Rispe Claude, Legeai Fabrice, Gauthier Jean-Pierre, Tagu Denis
Institut National de la Recherche Agronomique, Domaine de la Motte, Unité Mixte de Recherche 1099 BIO3P, Le Rheu, France.
J Mol Evol. 2007 Oct;65(4):413-24. doi: 10.1007/s00239-007-9023-y. Epub 2007 Oct 10.
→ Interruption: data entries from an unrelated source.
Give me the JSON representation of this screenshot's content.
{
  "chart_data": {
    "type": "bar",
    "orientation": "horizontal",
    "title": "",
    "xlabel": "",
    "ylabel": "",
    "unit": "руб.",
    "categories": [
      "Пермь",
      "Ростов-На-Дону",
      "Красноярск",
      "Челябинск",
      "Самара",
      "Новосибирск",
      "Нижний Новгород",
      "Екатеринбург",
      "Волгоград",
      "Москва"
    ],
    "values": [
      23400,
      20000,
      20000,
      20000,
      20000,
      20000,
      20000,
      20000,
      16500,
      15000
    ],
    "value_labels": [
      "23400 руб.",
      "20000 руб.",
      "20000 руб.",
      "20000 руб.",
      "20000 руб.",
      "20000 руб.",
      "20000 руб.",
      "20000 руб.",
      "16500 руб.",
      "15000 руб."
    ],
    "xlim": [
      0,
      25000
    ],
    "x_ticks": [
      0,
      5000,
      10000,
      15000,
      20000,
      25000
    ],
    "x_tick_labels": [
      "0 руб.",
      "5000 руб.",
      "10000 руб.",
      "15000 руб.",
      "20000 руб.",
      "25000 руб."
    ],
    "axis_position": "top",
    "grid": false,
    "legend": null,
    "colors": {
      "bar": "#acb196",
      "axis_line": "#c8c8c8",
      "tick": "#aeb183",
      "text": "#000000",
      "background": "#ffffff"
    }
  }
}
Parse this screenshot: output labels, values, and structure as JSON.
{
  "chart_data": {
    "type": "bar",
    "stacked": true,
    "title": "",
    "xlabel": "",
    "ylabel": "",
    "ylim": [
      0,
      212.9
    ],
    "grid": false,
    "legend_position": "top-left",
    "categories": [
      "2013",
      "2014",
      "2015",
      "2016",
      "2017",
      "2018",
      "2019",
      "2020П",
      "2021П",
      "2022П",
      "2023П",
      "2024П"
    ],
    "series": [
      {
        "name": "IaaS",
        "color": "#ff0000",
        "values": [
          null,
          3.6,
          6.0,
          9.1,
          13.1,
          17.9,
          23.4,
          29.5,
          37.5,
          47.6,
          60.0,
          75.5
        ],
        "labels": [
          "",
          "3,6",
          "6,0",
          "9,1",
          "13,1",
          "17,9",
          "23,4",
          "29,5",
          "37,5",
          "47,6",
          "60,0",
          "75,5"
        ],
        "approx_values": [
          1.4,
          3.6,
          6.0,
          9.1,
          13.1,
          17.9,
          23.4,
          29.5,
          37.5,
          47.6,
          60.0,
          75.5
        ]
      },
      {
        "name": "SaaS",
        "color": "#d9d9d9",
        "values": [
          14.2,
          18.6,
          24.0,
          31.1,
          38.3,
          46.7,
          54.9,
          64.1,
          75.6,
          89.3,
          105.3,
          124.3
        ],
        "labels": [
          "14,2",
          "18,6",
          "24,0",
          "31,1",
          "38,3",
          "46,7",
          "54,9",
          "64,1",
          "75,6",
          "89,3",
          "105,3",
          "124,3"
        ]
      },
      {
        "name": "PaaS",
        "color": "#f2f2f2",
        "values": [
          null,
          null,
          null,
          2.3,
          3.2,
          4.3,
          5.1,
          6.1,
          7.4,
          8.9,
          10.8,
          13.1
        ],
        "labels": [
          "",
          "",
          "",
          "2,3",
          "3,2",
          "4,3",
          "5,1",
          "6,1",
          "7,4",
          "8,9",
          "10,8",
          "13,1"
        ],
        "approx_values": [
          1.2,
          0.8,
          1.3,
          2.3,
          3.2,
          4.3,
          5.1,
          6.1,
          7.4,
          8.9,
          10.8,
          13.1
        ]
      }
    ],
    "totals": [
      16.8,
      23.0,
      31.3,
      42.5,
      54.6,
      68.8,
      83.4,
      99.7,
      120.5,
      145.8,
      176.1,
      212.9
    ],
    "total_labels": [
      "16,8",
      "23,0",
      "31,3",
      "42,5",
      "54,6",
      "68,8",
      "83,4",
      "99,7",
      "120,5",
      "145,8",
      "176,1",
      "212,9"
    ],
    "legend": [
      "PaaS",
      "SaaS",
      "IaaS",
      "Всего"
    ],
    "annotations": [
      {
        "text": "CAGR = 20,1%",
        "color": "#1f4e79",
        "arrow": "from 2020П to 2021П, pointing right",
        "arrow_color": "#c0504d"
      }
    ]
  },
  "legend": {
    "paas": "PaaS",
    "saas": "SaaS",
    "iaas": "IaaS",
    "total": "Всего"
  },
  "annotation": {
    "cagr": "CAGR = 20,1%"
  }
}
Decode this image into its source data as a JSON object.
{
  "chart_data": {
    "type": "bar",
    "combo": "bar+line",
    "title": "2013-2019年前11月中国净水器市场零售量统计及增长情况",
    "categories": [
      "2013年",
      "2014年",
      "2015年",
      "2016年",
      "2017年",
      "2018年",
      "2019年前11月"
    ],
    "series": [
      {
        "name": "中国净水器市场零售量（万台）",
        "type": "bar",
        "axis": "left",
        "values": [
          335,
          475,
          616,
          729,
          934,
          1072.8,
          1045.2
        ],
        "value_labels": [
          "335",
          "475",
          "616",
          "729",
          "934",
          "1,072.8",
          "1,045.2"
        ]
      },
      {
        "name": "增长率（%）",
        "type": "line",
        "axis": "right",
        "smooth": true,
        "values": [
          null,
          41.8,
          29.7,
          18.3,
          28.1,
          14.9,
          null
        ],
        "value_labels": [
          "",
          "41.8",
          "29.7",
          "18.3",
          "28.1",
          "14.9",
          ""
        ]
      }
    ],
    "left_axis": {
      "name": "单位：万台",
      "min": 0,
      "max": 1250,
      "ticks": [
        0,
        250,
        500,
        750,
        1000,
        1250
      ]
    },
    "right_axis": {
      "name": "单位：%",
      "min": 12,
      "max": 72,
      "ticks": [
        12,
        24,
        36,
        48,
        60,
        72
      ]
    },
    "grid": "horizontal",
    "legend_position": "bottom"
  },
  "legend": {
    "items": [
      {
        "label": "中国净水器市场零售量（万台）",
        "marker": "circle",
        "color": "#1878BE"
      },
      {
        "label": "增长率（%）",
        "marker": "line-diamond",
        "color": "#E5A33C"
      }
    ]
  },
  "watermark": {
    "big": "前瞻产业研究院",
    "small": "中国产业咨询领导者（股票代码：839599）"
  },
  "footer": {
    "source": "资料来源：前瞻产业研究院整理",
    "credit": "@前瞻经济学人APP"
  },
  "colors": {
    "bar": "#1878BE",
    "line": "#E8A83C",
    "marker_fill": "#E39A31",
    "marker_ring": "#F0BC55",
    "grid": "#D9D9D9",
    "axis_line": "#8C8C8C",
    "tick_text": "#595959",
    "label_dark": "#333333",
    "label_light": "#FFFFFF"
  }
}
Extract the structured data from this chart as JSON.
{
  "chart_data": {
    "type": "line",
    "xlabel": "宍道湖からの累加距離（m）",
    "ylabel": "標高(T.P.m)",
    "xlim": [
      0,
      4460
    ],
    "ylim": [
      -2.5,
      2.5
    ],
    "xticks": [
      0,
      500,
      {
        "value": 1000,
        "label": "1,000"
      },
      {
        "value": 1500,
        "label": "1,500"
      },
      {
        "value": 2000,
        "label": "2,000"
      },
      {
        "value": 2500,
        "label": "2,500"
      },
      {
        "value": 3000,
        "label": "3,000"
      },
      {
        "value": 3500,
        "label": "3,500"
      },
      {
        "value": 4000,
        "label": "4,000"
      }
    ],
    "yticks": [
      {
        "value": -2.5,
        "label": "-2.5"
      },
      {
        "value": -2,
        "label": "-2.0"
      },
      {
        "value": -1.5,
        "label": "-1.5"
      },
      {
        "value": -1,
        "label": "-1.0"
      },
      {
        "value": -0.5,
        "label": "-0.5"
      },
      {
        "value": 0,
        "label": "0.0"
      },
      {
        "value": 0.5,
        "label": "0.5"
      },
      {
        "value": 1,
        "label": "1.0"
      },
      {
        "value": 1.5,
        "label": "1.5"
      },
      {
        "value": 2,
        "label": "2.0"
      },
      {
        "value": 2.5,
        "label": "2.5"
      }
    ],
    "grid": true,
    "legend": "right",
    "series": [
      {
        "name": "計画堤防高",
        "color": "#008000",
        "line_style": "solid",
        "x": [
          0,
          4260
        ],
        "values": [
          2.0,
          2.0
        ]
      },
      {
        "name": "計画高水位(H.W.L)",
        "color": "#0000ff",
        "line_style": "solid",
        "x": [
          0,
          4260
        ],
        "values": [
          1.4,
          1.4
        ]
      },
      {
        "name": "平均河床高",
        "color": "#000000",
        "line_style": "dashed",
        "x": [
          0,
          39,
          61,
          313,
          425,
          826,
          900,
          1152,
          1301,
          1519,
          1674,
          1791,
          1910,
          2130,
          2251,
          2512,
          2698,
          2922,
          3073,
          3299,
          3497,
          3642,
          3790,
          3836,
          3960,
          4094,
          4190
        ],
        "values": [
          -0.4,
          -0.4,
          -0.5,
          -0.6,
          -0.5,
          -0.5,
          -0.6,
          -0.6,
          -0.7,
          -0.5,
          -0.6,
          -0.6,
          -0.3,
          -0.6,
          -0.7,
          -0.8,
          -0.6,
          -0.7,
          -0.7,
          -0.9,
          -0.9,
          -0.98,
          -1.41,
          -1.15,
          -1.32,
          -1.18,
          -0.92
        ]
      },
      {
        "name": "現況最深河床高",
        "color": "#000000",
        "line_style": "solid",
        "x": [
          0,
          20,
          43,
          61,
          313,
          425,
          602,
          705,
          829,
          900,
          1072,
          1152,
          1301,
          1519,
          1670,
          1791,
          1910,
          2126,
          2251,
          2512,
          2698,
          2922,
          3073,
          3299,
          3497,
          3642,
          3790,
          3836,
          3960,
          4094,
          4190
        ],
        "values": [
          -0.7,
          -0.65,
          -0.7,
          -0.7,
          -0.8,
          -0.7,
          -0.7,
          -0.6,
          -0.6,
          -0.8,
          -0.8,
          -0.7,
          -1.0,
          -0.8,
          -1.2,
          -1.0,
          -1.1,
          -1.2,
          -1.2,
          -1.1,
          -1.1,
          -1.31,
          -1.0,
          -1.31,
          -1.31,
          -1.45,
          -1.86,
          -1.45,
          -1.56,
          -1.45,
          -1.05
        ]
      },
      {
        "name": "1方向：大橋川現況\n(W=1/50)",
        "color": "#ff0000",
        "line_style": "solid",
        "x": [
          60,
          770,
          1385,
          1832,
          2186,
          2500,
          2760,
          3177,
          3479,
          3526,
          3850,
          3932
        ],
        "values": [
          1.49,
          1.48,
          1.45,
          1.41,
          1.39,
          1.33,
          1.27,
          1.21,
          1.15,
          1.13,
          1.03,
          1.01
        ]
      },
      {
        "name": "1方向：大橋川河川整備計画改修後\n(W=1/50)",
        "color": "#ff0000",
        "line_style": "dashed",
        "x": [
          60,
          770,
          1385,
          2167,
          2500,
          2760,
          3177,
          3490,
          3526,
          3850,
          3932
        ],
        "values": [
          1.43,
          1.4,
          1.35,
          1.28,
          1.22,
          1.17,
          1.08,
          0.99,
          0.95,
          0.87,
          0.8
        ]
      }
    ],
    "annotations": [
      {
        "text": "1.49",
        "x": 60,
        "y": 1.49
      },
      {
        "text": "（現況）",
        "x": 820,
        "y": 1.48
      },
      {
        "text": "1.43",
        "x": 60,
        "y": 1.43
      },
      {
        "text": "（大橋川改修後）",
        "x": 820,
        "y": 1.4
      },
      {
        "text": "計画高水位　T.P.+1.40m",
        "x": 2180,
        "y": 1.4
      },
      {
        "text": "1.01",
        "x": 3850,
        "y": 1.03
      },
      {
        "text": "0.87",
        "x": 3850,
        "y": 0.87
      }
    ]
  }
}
The aim of this study was to analyze patterns of nucleotidic composition and codon usage in the pea aphid genome (Acyrthosiphon pisum). A collection of 60,000 expressed sequence tags (ESTs) in the pea aphid has been used to automatically reconstruct 5809 coding sequences (CDSs), based on similarity with known proteins and on coding style recognition. Reconstructions were manually checked for ribosomal proteins, leading to tentatively reconstruct the nea-complete set of this category. Pea aphid coding sequences showed a shift toward AT (especially at the third codon position) compared to drosophila homologues. Genes with a putative high level of expression (ribosomal and other genes with high EST support) remained more GC3-rich and had a distinct codon usage from bulk sequences: they exhibited a preference for C-ending codons and CGT (for arginine), which thus appeared optimal for translation. However, the discrimination was not as strong as in drosophila, suggesting a reduced degree of translational selection. The space of variation in codon usage for A. pisum appeared to be larger than in drosophila, with a substantial fraction of genes that remained GC3-rich. Some of those (in particular some structural proteins) also showed high levels of codon bias and a very strong preference for C-ending codons, which could be explained either by strong translational selection or by other mechanisms. Finally, genomic traces were analyzed to build 206 fragments containing a full CDS, which allowed studying the correlations between GC contents of coding and those of noncoding (flanking and introns) sequences.
本研究的目的是分析豌豆蚜基因组(豌豆蚜)中的核苷酸组成模式和密码子使用情况。基于与已知蛋白质的相似性和编码风格识别,利用豌豆蚜中60000个表达序列标签(EST)的集合自动重建了5809个编码序列(CDS)。对核糖体蛋白的重建进行了人工检查,从而初步重建了这一类别的近乎完整的集合。与果蝇同源物相比,豌豆蚜编码序列向AT方向偏移(尤其是在第三个密码子位置)。具有假定高表达水平的基因(核糖体基因和其他有高EST支持的基因)仍然富含GC3,并且与大量序列有不同的密码子使用情况:它们表现出对以C结尾的密码子和CGT(用于精氨酸)的偏好,因此这些密码子似乎对翻译是最优的。然而,这种区分不如在果蝇中那么强烈,表明翻译选择程度降低。豌豆蚜密码子使用的变异空间似乎比果蝇中的更大,有相当一部分基因仍然富含GC3。其中一些基因(特别是一些结构蛋白)也表现出高水平的密码子偏好,并且对以C结尾的密码子有非常强烈的偏好,这可以通过强烈的翻译选择或其他机制来解释。最后,对基因组痕迹进行了分析,以构建包含完整CDS的206个片段,这使得能够研究编码序列与非编码(侧翼和内含子)序列的GC含量之间的相关性。